I am not sure how people have stood being around me this week, my back has almost been out, you know that catch you can get and if you move wrong your in pain? That is how mine has been:(
Monday was in office a lot which does not help it, I took some flexerill which normally do not affect me, other then help with spasms, but this week it turned me into a real Bear:) I could not stand my self, I had several deals go haywire, had to read ajust them to make them work, had a HUD deal that sent me over the edge, wish I could say I handled it calmly, but I was fit to be tied. Anyone I had to deal with knew my displeasure in no uncertain terms, no doubt I was flat mad.
Then April and I had some come to Jesus talks, one day I told Steve just go do his work, I would do mine that I would do it alone.....poor Steve, but it was for his on safety:))) On Wed. I had lunch with my brother and his wife to plan the Roger's reunion this April, which will be a wonderful time having our Roger's family together:)
Getting invites out this week:)
Went to home group Thursday night and enjoyed it so much,help me refocus, then Friday am got up real early like 5am and went to a breakfast with some of my class mates,
I enjoyed that so much, worked the rest of day. Got deals worked out:) Sean, Sarah, Cole and Anna came over Saturday night and we celebrated Cole's fourth Birthday:)
The cake was totally something, you could eat the horse and cow boy and belt buckle that said Cole!

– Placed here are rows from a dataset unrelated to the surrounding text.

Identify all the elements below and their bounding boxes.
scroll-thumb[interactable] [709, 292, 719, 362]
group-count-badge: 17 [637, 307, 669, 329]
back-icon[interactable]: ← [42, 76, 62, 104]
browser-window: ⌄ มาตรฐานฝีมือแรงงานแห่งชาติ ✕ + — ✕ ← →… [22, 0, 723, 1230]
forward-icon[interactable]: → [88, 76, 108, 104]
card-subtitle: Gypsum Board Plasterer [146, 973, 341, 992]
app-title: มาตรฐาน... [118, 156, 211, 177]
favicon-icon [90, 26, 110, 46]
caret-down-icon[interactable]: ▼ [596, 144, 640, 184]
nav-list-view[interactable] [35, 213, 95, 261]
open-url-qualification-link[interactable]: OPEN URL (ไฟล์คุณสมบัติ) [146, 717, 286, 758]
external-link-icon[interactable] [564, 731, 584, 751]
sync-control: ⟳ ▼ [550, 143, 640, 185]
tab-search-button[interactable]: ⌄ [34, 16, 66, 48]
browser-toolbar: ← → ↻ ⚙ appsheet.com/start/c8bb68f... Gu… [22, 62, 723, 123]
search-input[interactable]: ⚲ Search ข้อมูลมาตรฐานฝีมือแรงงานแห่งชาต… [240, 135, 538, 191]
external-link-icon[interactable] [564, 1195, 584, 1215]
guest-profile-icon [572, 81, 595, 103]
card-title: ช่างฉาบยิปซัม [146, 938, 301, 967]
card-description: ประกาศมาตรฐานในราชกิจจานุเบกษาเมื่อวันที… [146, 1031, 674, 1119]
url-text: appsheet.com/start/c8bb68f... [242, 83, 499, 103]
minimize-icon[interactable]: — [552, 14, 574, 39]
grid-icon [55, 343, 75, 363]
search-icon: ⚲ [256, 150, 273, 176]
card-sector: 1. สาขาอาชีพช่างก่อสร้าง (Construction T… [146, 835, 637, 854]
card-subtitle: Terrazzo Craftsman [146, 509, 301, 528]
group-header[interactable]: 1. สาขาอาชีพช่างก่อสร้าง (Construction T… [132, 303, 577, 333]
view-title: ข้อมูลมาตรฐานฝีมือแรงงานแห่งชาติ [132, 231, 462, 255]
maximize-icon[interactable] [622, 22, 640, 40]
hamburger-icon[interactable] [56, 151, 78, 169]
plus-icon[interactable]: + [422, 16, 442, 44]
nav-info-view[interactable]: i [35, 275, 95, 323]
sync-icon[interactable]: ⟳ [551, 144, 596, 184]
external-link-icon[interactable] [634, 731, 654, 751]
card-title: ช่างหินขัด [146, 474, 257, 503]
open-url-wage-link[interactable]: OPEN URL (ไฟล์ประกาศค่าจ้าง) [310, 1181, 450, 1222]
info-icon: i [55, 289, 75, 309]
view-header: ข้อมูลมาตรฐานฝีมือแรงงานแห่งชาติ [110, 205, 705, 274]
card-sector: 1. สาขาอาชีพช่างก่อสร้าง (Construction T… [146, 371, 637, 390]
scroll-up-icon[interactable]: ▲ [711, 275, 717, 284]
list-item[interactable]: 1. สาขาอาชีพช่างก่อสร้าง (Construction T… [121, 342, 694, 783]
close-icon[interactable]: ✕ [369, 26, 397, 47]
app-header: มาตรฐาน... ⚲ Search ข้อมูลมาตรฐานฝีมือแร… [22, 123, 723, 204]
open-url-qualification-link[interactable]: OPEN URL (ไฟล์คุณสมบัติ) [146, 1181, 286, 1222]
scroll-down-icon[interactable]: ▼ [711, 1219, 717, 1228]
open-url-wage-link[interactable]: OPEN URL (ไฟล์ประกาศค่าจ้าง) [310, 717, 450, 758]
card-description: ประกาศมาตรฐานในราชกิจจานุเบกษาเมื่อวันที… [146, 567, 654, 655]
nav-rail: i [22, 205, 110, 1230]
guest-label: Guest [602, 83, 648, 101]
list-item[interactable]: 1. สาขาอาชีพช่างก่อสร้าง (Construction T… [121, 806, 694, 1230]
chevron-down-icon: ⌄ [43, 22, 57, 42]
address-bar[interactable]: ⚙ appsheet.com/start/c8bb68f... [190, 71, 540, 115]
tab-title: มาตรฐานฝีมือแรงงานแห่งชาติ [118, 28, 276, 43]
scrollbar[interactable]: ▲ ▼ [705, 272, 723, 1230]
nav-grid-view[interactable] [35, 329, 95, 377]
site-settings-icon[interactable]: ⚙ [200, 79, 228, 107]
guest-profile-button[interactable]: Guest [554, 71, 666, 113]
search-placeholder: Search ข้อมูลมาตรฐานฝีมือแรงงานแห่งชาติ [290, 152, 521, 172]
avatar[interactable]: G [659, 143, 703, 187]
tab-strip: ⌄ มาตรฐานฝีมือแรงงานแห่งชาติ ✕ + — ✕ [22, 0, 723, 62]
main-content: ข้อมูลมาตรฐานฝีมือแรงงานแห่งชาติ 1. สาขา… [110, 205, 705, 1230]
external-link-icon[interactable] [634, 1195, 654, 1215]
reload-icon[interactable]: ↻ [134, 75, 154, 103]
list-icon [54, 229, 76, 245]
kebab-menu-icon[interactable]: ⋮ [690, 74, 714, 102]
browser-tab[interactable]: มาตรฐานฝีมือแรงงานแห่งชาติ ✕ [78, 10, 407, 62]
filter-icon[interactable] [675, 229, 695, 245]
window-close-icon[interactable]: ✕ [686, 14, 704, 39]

Cole told Sarah, IM so pacited, I bout to have heart tack:) He is so stinking cute! Sean did crawlfish and catfish, fried, huspuppies for dinner, the kids that could came over and it was a good time, then we watched Medea, probably not spelled right:) It was a good movie, great msg. felt like I had been to church!
In which, I did go to Journey church today, wow, it was such a anointed worship time and the msg. hit home, Alex is starting a series on "we are made in the image of God" probably not his title, but my title:) it is going to be good, I can tell:) God said in Gen. he made man in OUR image, which is the Father, Son and Holy Spirit, to think we are made in that image is mind blowing, esp. when I acted like I did all week, thankful for repentance, in which I had to apologize several times, and Grace:).....now going to show property this afternoon, hope to sell it! Writing a offer tonight, a HUD house, which means it is banked owned, these drive me insane, but you got to do what you got to do in this business to help people out:)

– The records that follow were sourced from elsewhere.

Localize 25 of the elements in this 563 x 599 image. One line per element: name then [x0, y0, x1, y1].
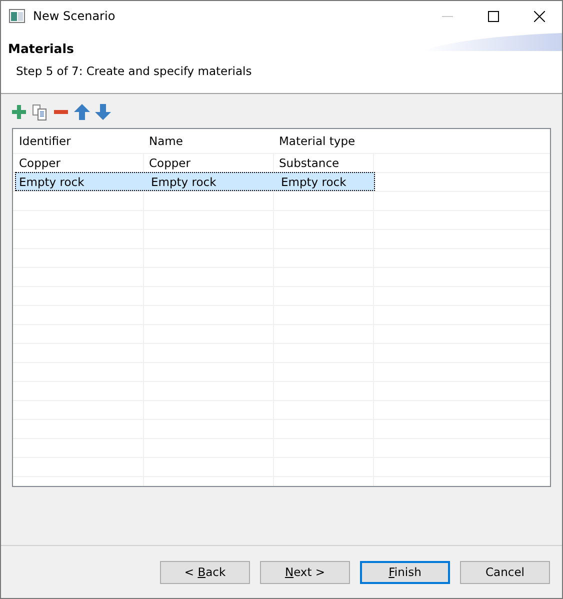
column-header[interactable]: Material type — [273, 134, 373, 148]
page-subtitle: Step 5 of 7: Create and specify materials — [16, 64, 253, 78]
down-arrow-icon[interactable] — [94, 103, 112, 121]
table-row[interactable]: Empty rock Empty rock Empty rock — [15, 172, 375, 191]
dialog-button[interactable]: Cancel — [460, 560, 550, 584]
plus-icon[interactable] — [10, 103, 28, 121]
table-cell-text: Empty rock — [280, 174, 348, 188]
dialog-button[interactable]: < Back — [160, 560, 250, 584]
up-arrow-icon[interactable] — [73, 103, 91, 121]
copy-icon[interactable] — [31, 103, 49, 121]
dialog-button[interactable]: Next > — [260, 560, 350, 584]
table-cell-text: Empty rock — [150, 174, 218, 188]
table-row[interactable]: Copper Copper Substance — [13, 153, 550, 172]
table-cell-text: Copper — [18, 156, 62, 170]
column-header[interactable]: Identifier — [13, 134, 143, 148]
close-icon[interactable] — [534, 10, 544, 22]
table-cell-text: Empty rock — [18, 174, 86, 188]
column-header[interactable]: Name — [143, 134, 273, 148]
table-cell-text: Substance — [278, 156, 340, 170]
dialog-button[interactable]: Finish — [360, 560, 450, 584]
maximize-icon[interactable] — [488, 10, 498, 22]
window-title: New Scenario — [33, 9, 116, 23]
table-cell-text: Copper — [148, 156, 192, 170]
app-icon — [9, 9, 25, 23]
page-title: Materials — [8, 41, 74, 56]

Looking forward to some time with my Sweetie for Valentine's, we are suppose to go stay in a suite and have dinner at a steakhouse, then play golf:( he will love it:) be back Friday. I will love room service, alone time and if it is pretty like being outside:) If it snows we will just cancel our room and stay here and enjoy the snow:) I missed the last snow.
The cemetery sent me a pic of mother's head stone it is engraved now:) Walt's marker which is solid something, so heavy you can not budge it, is suppose to be back at the correct site of his ashes. I will go by this week and check:) I am thankful to sorta have all mother's business coming to a end, it brings me to tears still, I still have the things in the white trailer of hers, it was things that was left in her home once Kay and I got the things we wanted, so not even sure what to do with it all, its still so emotional for me, and if something does not go right, I get fighting mad:(((( like the cemetery deal. SO I know I am still in the angry part of grief, time to move forward:) just wish I could speed it up, I think I have then like today, I just really miss her, think back over her last week and have some anger at how her week was, thankful she did not know. Wish I could not remember it, still have issues as you can see. I love her and miss her beautiful self:)
Gotta run, it will be a busy first of week, then a Romantic Valentine's day and busy weekend with work:) Hugs to all and Happy Valentine's day!